Airbus pleaded guilty to the charge on a full facts basis and other charges were dropped. Prosecutor Simon Parrington said that these included the company’s failure to assess the risks while operating a tractor, and the failure to provide adequate training for the operation of heavy machinery.
Thoughts are with the family
It was heard that Mr Williams had been caught between a Ford 3610 tractor and a hopper, and he later died in hospital. One of his colleagues, Stephen Shone, told the court that Mr Williams had been working in the garage on a hydraulic hose that linked the tractor and the hopper.

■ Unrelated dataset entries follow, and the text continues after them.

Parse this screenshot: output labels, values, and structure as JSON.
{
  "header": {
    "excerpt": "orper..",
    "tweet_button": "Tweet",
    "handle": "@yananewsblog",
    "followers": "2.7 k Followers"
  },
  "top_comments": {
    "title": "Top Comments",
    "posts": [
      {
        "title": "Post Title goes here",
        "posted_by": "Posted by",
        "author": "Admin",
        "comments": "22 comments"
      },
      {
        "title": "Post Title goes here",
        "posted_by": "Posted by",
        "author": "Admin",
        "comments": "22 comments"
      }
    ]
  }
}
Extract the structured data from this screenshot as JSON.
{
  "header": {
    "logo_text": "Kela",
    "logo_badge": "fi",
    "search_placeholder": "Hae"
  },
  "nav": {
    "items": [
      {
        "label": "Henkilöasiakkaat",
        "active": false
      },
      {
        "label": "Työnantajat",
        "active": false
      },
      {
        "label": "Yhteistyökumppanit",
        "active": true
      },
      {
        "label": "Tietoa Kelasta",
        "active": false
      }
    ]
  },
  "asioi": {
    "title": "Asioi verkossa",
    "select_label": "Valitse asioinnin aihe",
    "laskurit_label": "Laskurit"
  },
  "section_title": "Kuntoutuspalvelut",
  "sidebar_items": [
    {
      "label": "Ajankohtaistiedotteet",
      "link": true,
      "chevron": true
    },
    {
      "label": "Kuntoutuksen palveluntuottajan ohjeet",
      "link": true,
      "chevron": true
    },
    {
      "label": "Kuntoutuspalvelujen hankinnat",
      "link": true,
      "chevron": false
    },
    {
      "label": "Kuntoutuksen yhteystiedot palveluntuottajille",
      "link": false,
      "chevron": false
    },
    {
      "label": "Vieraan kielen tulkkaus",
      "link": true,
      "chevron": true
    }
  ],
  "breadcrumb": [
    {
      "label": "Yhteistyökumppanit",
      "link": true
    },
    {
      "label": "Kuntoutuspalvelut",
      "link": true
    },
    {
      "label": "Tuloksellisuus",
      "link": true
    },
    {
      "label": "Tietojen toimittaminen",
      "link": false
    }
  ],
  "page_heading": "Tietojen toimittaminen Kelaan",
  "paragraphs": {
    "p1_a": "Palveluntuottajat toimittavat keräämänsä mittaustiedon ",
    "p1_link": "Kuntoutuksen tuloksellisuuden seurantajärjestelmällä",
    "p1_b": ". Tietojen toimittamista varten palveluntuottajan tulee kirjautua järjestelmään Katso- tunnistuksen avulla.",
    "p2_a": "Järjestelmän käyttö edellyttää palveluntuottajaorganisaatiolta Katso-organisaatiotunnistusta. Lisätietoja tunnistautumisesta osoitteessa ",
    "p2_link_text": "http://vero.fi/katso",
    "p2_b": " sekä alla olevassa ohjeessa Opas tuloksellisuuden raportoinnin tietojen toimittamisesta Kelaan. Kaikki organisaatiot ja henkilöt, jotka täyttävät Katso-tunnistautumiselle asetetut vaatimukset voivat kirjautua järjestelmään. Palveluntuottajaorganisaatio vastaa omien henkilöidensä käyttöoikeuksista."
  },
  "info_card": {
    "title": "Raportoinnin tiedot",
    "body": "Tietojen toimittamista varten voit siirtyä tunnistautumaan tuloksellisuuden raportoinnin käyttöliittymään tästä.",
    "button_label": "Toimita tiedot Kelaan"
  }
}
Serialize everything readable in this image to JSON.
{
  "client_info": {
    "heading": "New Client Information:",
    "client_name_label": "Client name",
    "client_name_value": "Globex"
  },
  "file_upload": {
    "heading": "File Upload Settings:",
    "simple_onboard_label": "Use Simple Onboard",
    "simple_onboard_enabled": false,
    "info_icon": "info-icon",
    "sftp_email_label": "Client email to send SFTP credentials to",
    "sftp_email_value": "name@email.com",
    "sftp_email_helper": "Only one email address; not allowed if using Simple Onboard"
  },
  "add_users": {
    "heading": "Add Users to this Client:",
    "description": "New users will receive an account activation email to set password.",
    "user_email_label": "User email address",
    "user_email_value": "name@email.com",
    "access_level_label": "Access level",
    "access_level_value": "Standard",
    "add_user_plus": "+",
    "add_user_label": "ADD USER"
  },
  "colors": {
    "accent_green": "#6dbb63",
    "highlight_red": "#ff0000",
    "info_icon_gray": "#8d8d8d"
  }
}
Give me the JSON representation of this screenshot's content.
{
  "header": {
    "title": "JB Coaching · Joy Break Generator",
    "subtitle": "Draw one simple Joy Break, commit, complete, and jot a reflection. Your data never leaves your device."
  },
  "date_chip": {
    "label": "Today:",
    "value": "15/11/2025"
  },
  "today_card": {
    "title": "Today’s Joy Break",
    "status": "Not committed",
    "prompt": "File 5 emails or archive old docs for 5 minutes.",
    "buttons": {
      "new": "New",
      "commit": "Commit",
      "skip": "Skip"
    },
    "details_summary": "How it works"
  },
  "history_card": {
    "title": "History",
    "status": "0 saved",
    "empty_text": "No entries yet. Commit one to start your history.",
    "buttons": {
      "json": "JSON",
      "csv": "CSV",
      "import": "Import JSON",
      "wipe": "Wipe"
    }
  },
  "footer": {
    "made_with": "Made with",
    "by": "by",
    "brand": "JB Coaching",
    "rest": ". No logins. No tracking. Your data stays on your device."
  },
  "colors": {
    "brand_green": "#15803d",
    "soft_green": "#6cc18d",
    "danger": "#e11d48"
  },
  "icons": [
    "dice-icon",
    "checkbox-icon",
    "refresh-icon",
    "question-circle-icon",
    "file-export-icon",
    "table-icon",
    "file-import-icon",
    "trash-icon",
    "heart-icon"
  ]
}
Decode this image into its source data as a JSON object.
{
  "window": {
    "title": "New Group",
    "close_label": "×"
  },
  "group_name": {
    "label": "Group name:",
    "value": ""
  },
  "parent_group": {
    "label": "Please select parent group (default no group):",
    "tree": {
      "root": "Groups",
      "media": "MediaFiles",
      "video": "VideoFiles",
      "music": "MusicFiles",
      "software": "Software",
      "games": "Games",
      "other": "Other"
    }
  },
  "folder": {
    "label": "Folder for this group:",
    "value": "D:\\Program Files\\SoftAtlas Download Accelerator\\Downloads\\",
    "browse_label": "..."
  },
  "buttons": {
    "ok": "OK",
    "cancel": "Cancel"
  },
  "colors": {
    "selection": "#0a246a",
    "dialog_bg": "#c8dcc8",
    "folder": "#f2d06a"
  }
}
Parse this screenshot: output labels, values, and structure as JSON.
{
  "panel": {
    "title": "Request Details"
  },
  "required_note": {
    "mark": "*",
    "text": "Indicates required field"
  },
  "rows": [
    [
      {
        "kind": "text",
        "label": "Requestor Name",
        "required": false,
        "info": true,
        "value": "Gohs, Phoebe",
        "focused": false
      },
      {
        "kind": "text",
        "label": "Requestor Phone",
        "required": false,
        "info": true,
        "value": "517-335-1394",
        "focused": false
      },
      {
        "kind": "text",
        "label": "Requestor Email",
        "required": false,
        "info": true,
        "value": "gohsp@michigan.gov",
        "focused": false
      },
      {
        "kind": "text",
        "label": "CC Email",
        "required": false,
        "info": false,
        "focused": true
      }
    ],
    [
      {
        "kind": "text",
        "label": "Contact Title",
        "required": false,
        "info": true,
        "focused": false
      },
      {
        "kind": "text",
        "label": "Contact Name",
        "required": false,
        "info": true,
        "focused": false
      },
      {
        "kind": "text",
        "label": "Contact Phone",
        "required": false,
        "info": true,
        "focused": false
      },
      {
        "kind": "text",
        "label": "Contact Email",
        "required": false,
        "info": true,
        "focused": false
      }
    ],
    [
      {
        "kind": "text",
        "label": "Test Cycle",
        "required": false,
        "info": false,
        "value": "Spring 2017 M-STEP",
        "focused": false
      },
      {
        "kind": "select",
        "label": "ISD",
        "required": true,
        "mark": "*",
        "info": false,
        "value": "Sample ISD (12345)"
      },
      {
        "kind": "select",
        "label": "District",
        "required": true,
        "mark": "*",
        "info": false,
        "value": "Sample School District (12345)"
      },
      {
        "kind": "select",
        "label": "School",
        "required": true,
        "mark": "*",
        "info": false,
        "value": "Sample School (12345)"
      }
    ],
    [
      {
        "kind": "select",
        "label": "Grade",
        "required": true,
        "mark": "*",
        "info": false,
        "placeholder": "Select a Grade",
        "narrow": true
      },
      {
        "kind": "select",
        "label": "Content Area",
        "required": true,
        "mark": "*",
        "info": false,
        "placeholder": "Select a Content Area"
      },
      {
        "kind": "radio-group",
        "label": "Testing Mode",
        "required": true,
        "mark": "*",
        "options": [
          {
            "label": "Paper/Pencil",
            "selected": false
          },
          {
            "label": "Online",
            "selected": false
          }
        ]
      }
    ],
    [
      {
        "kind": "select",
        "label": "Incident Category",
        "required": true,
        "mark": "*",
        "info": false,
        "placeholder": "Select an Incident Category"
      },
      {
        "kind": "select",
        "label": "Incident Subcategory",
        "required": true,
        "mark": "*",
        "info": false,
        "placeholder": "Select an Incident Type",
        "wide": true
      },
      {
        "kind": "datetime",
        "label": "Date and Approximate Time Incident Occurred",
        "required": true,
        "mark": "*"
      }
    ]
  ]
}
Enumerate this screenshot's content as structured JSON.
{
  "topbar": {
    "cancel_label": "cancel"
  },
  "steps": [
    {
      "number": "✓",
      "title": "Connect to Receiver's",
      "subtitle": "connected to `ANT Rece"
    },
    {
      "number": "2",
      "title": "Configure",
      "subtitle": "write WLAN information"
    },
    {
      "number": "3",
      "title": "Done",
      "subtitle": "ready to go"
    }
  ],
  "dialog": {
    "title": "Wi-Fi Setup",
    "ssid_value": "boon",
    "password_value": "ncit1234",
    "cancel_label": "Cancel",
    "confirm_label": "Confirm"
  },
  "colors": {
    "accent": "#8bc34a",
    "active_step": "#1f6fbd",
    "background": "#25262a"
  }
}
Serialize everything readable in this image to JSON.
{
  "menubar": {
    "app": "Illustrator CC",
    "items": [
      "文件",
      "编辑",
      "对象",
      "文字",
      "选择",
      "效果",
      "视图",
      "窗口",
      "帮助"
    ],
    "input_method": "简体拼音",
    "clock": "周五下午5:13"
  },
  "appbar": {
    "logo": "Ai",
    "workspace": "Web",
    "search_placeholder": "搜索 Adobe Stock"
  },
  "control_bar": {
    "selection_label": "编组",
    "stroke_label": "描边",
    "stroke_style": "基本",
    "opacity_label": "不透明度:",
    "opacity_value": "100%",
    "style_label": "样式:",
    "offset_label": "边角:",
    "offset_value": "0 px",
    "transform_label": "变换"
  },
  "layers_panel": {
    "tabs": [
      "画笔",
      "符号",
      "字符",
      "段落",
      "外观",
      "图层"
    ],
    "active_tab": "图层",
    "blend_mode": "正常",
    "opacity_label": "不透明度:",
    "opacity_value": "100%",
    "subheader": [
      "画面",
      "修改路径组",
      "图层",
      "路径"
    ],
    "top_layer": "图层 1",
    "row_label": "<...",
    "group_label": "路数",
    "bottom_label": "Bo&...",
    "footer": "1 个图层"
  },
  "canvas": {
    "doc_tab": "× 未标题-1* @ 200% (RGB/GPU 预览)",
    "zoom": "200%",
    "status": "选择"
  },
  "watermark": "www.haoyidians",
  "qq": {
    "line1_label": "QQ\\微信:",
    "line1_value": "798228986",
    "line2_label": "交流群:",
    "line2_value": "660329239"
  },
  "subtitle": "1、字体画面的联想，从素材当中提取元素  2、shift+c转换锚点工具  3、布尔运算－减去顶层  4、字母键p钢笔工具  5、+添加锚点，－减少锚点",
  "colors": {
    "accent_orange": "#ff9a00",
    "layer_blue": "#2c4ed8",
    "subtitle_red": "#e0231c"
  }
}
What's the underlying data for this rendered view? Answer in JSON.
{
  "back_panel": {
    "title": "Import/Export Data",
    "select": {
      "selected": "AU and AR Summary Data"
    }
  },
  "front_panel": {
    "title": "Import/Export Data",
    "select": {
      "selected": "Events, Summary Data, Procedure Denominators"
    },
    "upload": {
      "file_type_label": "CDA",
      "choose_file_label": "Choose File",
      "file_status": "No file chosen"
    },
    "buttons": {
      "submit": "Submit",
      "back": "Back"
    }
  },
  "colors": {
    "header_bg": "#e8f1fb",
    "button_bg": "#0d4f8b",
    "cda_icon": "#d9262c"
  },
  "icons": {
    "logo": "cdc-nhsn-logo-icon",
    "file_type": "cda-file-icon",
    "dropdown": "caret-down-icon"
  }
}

The guilty plea was delivered on behalf of Airbus by defending barrister Andrew McGee. North East Wales Coroner John Gittins said that he did not feel it necessary to submit a report to prevent future deaths as he had heard from witnesses that working practices in the factory had already seen major changes. The company said that their thoughts were with the family and friends of Mr Williams.
An inquest jury reached a conclusion of misadventure into Mr Williams’s death in 2013.